The new album from Neil and the Horse is an odd one - loads of electronic wizardry, synths galore, lots of rapping, and beat box stuff, it’s like Neil has gone all Doctor Dre on us.
Actually no. Of course not.
It’s EXACTLY like you’d expect a Neil Young and Crazy Horse album to be, only just a bit bigger and longer than usual. This music really, genuinely, is timeless. It really could have been recorded at any point in the last 40 years or so.
The opening song "Driftin’ Back" kind of makes this point. It starts with Neil and his acoustic, strummin’ away, singin’ his ol’ song and then the Horse are faded in, rumbling along at full speed (which for the Horse isn’t actually that fast these days) – the effect is exactly that of remembering an old Crazy Horse song and it popping up in your mind, quite literally driftin’ back. Neil starts riffing on how MP3's only give you a tiny percentage of the actual music when you used get it all - the lyrics seem like random thoughts that pop into Neil's head - by the end he starts wondering if he should get himself a Hip Hop Haircut, but frankly it's not the words that really matter. The wistful, things used to be better, vibe is carried by the laid back but still urgent guitar work. The track lasts for nearly 28 minutes! That’s actually longer than the whole Neil Young and the Shocking Pinks album. By the 3 minute mark you know precisely how "Driftin’ Back" goes, and you’ve got another 25 minutes still to come. Yet it doesn’t get boring, at all.

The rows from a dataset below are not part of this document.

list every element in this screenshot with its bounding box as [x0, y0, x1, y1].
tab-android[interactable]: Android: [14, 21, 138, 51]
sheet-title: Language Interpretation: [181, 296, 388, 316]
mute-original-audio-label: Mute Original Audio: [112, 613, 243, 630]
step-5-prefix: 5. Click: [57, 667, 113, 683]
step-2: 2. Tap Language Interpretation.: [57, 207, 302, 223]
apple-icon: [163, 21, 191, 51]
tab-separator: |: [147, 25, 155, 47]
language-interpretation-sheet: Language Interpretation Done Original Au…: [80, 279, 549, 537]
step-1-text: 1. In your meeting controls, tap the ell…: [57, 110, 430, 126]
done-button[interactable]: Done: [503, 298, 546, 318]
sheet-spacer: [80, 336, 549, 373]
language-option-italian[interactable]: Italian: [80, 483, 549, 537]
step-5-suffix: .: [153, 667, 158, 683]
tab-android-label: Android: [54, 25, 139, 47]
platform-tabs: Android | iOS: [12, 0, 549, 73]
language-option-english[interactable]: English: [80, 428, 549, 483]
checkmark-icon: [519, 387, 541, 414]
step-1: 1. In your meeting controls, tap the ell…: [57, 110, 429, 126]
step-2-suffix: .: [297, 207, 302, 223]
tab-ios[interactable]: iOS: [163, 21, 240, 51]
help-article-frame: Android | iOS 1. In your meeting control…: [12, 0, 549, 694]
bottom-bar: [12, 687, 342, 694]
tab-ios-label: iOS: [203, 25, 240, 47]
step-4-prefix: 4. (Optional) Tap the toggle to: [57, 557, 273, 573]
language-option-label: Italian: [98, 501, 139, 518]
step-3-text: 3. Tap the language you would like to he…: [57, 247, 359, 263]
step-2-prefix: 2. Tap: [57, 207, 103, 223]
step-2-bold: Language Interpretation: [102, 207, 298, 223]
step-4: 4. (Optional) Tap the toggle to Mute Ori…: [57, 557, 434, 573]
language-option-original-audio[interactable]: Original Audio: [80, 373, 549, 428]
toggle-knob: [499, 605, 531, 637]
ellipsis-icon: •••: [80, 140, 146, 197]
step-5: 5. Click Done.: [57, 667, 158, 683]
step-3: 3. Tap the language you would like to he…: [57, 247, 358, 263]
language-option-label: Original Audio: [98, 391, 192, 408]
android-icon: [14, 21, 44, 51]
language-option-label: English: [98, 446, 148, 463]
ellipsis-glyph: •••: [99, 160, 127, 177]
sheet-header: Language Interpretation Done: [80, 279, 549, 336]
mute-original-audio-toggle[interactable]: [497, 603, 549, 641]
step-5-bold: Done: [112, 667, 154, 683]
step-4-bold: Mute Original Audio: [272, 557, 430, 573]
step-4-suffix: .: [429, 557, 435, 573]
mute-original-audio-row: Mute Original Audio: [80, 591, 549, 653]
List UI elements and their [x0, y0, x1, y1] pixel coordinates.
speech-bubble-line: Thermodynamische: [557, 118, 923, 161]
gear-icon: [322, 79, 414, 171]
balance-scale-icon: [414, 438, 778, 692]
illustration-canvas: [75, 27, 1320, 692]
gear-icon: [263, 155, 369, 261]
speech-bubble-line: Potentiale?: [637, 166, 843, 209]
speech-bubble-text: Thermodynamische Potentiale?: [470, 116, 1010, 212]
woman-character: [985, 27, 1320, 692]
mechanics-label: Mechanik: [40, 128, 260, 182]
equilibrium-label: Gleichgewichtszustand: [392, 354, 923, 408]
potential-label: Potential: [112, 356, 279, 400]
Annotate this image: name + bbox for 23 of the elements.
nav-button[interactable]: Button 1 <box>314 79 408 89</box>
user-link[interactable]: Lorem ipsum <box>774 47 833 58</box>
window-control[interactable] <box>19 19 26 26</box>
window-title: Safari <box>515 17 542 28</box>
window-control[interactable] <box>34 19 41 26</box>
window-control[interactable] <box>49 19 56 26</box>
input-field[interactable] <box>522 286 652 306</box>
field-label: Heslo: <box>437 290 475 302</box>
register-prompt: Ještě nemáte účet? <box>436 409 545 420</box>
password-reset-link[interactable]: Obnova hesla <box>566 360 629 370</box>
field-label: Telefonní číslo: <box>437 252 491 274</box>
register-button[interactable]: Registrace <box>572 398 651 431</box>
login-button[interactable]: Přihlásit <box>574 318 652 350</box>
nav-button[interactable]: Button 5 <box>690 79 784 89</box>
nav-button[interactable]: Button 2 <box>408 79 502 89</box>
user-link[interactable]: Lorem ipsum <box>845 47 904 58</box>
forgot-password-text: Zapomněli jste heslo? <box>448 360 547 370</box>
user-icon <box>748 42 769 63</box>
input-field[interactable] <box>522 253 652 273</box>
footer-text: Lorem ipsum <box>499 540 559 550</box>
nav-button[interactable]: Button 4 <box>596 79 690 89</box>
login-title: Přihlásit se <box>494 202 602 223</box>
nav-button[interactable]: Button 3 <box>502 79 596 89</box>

In fact I was really quite disappointed when it ended.
The album mixes a handful of really lengthy songs with a number of shorter tracks – such as the title song, which is swathed in phasing to an almost comical degree, or the jaunty "Born In Ontario", or "Twisted Road" with it’s namechecks for Dylan and the Dead. These slighter, shorter songs are terrific, and are arguably more directly emotional ("For The Love Of Man" is the most tender, being a delightful song for his son) but it’s the long ones which will, quite rightly gain most of the attention, and these are really what we all came for.
The bitter sweet "Ramada Inn" is a bit like an update of "Love And Only Love". Neil tosses out the lyrics like murmured asides, but he stil manages to paint an extraordinarily vivid picture (with such few words), of a couple in their twilight years. Once he's had a few drinks she barely recognizes her husband anymore, but they still, somehow, love each other.
"She's Always Dancing" has another classic Horse tune and a lovely chorus with some cracking harmonies from the four of them. In fact, one of the best parts about this album is the slightly wonky singing. The harmonies are just about there, the lead vocals are just about on track, but it's all a bit ramshackle and has a wry well worn feeling about it. The implication is that these guys still have it, but only just, but they are still gonna give you everything they've got.
The epic "Walk Like A Giant" carries on the album's main theme - a wistful look back at the past, when, as younger men, they were convinced that they could change the world. The cheery whistling that pops up at various stages is at odds with the sad sense of the words, that perhaps the optimism of youth doesn't actually change things after all.
Perhaps the only minus point on the album is the inclusion of the second, un-phased version of "Psychedelic Pill". It’s not that it’s bad or anything, far from it, but it seems wrong being tacked on the end after the massively drawn out ending of "Walk Like A Giant" which is the perfect conclusion to the album. So to stick a short track after that seems very out of place. And, what's more, the alternative version of "Psychedelic Pill" bizarrely fades out just before the end of the song, which makes it an even more inappropriate way to close the record. But that’s Neil for you. Even when you think you've got the measure of him and of this album he goes and does his own thing. Just when you don't expect it. Just because he can.
This album is very worthy successor to all the other Neil / Horse albums. It’s just like the very best of them, yet it’s still different, still fresh, still engaging and engrossing and I could listen to this sort of stuff for ever.